Sur le cadre réglementaire de la surveillance
médicale des personnels de la restauration
Les dispositions du Code du travail relatives à la surveillance médicale visent à prévenir les atteintes à la
santé des salariés.
Dans ce cadre, le Code du travail précise que tout salarié doit faire l'objet d'un examen médical au moment
de l'embauche. Pour les salariés relevant d’une surveillance médicale renforcée, cet examen doit avoir lieu
avant leur embauche. Cet examen a pour but de s'assurer que le nouvel embauché est médicalement apte au
poste de travail et de vérifier qu’il n'est pas atteint d'une
affection dangereuse pour les autres travailleurs.
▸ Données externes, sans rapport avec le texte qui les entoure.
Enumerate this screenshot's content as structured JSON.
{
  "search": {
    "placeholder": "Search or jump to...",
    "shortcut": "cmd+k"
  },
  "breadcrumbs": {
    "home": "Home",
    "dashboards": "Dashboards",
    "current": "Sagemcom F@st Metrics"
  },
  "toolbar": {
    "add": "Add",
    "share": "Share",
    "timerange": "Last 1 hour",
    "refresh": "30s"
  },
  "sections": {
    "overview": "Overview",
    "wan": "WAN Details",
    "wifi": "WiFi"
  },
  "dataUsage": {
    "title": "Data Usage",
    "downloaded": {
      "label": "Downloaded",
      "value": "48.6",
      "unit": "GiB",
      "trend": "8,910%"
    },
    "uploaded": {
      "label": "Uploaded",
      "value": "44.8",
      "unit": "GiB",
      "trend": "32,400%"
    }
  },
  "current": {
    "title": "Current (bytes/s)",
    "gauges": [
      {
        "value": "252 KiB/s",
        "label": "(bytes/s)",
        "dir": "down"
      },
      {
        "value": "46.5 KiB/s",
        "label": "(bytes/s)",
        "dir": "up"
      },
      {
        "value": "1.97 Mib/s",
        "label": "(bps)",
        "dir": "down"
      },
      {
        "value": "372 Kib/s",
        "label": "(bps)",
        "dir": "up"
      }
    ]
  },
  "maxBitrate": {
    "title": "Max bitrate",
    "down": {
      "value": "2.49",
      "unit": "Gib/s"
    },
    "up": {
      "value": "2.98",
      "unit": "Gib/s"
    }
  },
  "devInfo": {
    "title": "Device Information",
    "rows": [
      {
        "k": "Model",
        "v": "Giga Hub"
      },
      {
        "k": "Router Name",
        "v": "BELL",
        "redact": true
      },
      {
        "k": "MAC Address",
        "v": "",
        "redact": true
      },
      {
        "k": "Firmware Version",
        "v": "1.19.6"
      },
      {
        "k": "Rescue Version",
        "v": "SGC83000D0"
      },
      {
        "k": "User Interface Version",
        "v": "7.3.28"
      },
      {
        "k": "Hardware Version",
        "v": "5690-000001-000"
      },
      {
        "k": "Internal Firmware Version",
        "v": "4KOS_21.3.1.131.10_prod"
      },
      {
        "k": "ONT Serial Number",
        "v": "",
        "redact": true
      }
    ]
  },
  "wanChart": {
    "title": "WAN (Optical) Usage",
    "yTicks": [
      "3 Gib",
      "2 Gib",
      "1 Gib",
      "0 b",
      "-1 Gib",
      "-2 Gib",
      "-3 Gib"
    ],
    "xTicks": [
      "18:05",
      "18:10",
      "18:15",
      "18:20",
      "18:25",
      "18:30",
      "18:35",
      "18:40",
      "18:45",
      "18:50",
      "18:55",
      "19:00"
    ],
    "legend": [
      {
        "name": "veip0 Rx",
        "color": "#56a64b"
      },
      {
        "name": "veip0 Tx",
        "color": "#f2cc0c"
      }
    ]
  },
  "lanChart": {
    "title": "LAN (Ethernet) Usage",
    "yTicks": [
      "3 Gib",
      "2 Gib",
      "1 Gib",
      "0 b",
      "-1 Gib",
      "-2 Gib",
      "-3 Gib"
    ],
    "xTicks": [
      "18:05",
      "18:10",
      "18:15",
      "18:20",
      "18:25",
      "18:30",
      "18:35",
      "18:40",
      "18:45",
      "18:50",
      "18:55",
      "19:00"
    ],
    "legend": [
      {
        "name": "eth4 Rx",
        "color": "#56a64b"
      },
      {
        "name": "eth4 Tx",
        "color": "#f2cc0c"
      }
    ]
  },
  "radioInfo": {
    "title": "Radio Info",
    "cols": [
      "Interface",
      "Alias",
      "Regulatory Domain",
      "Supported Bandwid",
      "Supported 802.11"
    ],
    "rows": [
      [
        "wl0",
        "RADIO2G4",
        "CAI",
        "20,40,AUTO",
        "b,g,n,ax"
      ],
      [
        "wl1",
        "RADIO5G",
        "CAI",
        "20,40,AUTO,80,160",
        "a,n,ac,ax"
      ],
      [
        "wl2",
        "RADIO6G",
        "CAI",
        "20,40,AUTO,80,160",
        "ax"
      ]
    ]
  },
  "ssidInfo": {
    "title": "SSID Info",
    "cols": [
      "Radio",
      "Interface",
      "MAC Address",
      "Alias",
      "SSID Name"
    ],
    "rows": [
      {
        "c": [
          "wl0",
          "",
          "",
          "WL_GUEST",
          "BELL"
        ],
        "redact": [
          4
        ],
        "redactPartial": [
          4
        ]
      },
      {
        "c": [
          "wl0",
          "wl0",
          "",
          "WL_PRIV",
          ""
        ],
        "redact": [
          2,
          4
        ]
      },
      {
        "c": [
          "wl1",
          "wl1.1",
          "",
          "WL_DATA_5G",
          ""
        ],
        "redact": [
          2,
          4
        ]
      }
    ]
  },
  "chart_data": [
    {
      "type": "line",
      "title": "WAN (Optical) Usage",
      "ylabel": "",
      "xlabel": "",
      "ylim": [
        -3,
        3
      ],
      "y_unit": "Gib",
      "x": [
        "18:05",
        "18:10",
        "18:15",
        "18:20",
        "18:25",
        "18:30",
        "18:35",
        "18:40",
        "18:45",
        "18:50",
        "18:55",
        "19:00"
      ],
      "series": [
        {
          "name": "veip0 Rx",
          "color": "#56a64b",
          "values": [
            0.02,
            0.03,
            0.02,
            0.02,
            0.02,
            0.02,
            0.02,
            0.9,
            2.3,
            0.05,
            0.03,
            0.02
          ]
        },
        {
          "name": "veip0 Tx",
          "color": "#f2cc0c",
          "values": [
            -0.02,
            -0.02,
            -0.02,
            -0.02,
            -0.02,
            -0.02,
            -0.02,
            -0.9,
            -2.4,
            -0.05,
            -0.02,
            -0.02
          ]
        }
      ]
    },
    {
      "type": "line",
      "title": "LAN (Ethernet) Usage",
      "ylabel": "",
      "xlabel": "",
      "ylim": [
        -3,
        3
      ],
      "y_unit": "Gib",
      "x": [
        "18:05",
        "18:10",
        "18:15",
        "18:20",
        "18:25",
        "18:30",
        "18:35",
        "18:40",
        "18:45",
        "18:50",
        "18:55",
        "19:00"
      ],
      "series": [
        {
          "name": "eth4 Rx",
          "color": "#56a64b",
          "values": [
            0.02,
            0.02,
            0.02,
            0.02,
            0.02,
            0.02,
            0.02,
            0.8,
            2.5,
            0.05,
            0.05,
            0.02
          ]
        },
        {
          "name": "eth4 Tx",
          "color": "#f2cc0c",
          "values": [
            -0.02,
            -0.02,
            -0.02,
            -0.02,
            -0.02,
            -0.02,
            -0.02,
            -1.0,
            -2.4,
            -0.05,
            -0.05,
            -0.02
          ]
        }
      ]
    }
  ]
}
Le médecin du travail peut prescrire les examens
complémentaires qu’il juge nécessaires à la détermination de l'aptitude médicale. En l’absence de recommandation officielle pour ce secteur professionnel, le
médecin du travail est seul juge de la nature de ces examens dès lors qu’ils sont destinés à préciser l’aptitude
médicale de la personne. Mais ces examens ne sauraient s’inscrire dans le cadre d’une quelconque démarche du suivi de la qualité du produit fini.
L’article R. 4624-19 du Code du travail précise que
bénéficient d’une surveillance médicale renforcée notamment les salariés affectés à certains travaux comportant des risques ou des exigences déterminés par
des textes particuliers intéressant certaines professions
ou certains modes de travail. Les personnels travaillant
à la préparation, conditionnement, conservation et distribution de denrées alimentaires relèvent de ces dispositions (arrêté du 11 juillet 1977).
Ce même article prévoit la possibilité de préciser par
accord de branche, les métiers et postes concernés par
une surveillance médicale renforcée ou de convenir par
le biais des mêmes accords des situations de travail relevant d’une telle surveillance médicale en dehors des
cas prévus par la réglementation.
La restauration rapide est l’objet d’un accord de
branche en date du 20 avril 2006 qui précise en son article 10 :
« Les partenaires sociaux rappellent l’importance de la
maîtrise des règles d’hygiène, nécessitant une surveillance
médicale renforcée de l’état de santé des personnes travaillant en cuisine et amenées à être en contact direct ou indirect avec les denrées alimentaires. »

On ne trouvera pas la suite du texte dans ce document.